Kella es una chica de mi edad. Tiene el pelo rojo cortado a lo chico, y unas enormes gafas de pasta que se apoyan en la punta de su nariz respingona. Por su manera de hablar, atropellada y sin freno, intuyo que es el polo opuesto de Dana. El traqueteo del camión en movimiento me obliga a agarrarme a su brazo para no caerme, y Kella se tensa al instante.

—¿Dónde estoy? —pregunto confuso mientras miro el laboratorio informático que nos rodea.

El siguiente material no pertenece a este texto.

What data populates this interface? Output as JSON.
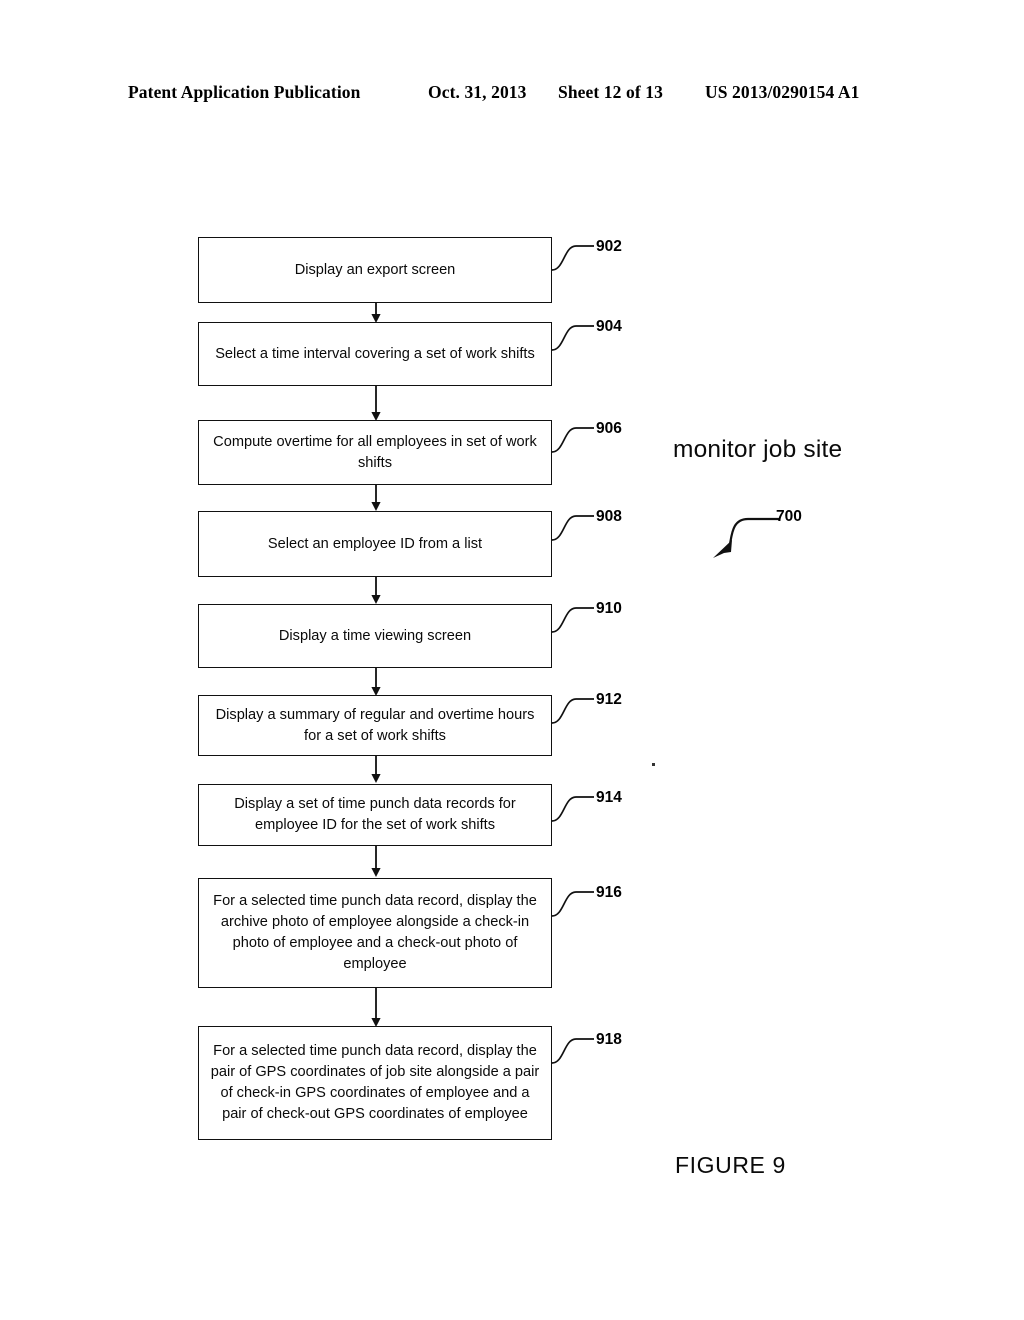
{
  "header": {
    "publication": "Patent Application Publication",
    "date": "Oct. 31, 2013",
    "sheet": "Sheet 12 of 13",
    "patent_number": "US 2013/0290154 A1"
  },
  "figure": {
    "caption": "FIGURE 9",
    "system_label": "monitor job site",
    "system_ref": "700"
  },
  "flowchart": {
    "steps": [
      {
        "ref": "902",
        "text": "Display an export screen"
      },
      {
        "ref": "904",
        "text": "Select a time interval covering a set of work shifts"
      },
      {
        "ref": "906",
        "text": "Compute overtime for all employees in set of work shifts"
      },
      {
        "ref": "908",
        "text": "Select an employee ID from a list"
      },
      {
        "ref": "910",
        "text": "Display a time viewing screen"
      },
      {
        "ref": "912",
        "text": "Display a summary of regular and overtime hours for a set of work shifts"
      },
      {
        "ref": "914",
        "text": "Display a set of time punch data records for employee ID for the set of work shifts"
      },
      {
        "ref": "916",
        "text": "For a selected time punch data record, display the archive photo of employee alongside a check-in photo of employee and a check-out photo of employee"
      },
      {
        "ref": "918",
        "text": "For a selected time punch data record, display the pair of GPS coordinates of job site alongside a pair of check-in GPS coordinates of employee and a pair of check-out GPS coordinates of employee"
      }
    ]
  }
}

Para entrar en la Selección me vinculé a una consola instalada en las Cortes, y la salida debería haberse producido a través de la misma conexión. Parece que Kella, que se aparta de mí, ha cambiado el proceso, aunque no entiendo cómo.

—En la sala de traslación del edificio presidencial hay una copia, y en el tablero hay otra —me confirma Dana.

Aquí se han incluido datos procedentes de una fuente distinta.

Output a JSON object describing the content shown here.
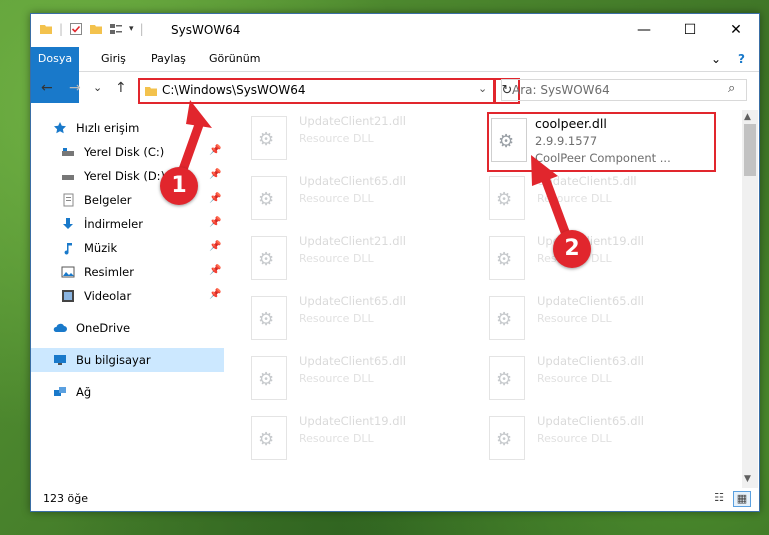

Algo así requiere un complejísimo proceso de programación. Sólo los hackers encerrados en las prisiones sin paredes de Armex podrían hacerlo.

—Bueno, pueden hacerlo ellos… y Kella. Si Madre supiera que existe, la condenaría a cadena perpetua. Dame la mano.

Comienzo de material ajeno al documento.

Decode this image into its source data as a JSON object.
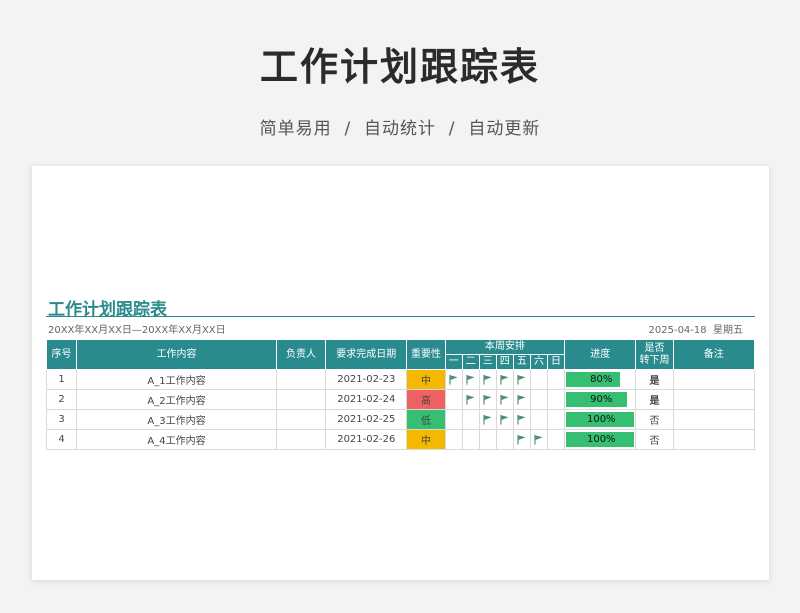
{
  "hero": {
    "title": "工作计划跟踪表",
    "subtitle": "简单易用  /  自动统计  /  自动更新"
  },
  "sheet": {
    "title": "工作计划跟踪表",
    "date_range": "20XX年XX月XX日—20XX年XX月XX日",
    "today": "2025-04-18  星期五"
  },
  "table": {
    "headers": {
      "index": "序号",
      "content": "工作内容",
      "owner": "负责人",
      "due": "要求完成日期",
      "importance": "重要性",
      "week_group": "本周安排",
      "progress": "进度",
      "carry": "是否\n转下周",
      "notes": "备注"
    },
    "weekdays": [
      "一",
      "二",
      "三",
      "四",
      "五",
      "六",
      "日"
    ],
    "rows": [
      {
        "index": "1",
        "content": "A_1工作内容",
        "owner": "",
        "due": "2021-02-23",
        "importance": "中",
        "imp_level": "mid",
        "days": [
          true,
          true,
          true,
          true,
          true,
          false,
          false
        ],
        "progress_label": "80%",
        "progress_value": 0.8,
        "carry": "是",
        "carry_flag": true,
        "notes": ""
      },
      {
        "index": "2",
        "content": "A_2工作内容",
        "owner": "",
        "due": "2021-02-24",
        "importance": "高",
        "imp_level": "high",
        "days": [
          false,
          true,
          true,
          true,
          true,
          false,
          false
        ],
        "progress_label": "90%",
        "progress_value": 0.9,
        "carry": "是",
        "carry_flag": true,
        "notes": ""
      },
      {
        "index": "3",
        "content": "A_3工作内容",
        "owner": "",
        "due": "2021-02-25",
        "importance": "低",
        "imp_level": "low",
        "days": [
          false,
          false,
          true,
          true,
          true,
          false,
          false
        ],
        "progress_label": "100%",
        "progress_value": 1.0,
        "carry": "否",
        "carry_flag": false,
        "notes": ""
      },
      {
        "index": "4",
        "content": "A_4工作内容",
        "owner": "",
        "due": "2021-02-26",
        "importance": "中",
        "imp_level": "mid",
        "days": [
          false,
          false,
          false,
          false,
          true,
          true,
          false
        ],
        "progress_label": "100%",
        "progress_value": 1.0,
        "carry": "否",
        "carry_flag": false,
        "notes": ""
      }
    ]
  },
  "icons": {
    "scheduled": "flag-icon"
  },
  "colors": {
    "accent": "#2a8b8e",
    "importance_mid": "#f5b800",
    "importance_high": "#f06262",
    "importance_low": "#36bf72",
    "progress": "#36bf72",
    "flag": "#4f8f7a",
    "carry_yes": "#e23b3b"
  }
}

Miro a Dana con desconfianza mientras inserta una matriz sanitaria en la entrada de mi procesador. Ni siquiera tengo fuerzas para evitar que lo haga. Perplejo, veo la pericia con que maneja los comandos que le ofrece la pantalla holográfica. Descarga aplicaciones analgésicas, gracias a las que mi cuerpo se revitaliza al instante y deja de sentir dolor por las heridas.

—¿Podrás controlar la situación? —le pregunta a Kella, quien se sienta en un sillón de trabajo, frente a una torre de monitores apilados que forran la pared frontal de la caja del camión.

Me acerco a ella y veo las imágenes que emiten, una lluvia incesante de números verdes, códigos binarios que caen sobre un fondo negro. En Ingeniex trabajamos siempre con espacios representados de esa manera. Mi rostro se llena de confusión mientras traduzco lo que veo en las pantallas.

—¡Es el buscaminas! —exclamo atónito.

Distingo, entre el mar de cifras, a nuestros avatares que se mueven por el tablero. En otra pila de monitores que queda a nuestra derecha, los datos muestran a los otros dos avatares engranados en los sillones asociados a las consolas del edificio presidencial.

—Es fácil controlar las Cortes: los únicos que interactúan con los candidatos son los trabajadores de Serviciex, para retirar los cadáveres de la consola, y ellos nunca reconocerían a una copia —nos dice Kella mientras se materializan dos teclados holográficos que maneja sin necesidad de mirarlos—. El tablero del buscaminas es algo más complejo de controlar, pero no habrá problema si evito que entréis en contacto con vuestros compañeros.

—Puedes probar con un código alfanumérico ASCII delta —le sugiere Dana.

Sorprendido, la escucho hablar de programación como si fuera una experta, cuando no es más que una empleada de Serviciex…, o al menos eso era lo que yo creía.

—No funcionan, pero he encontrado una alternativa.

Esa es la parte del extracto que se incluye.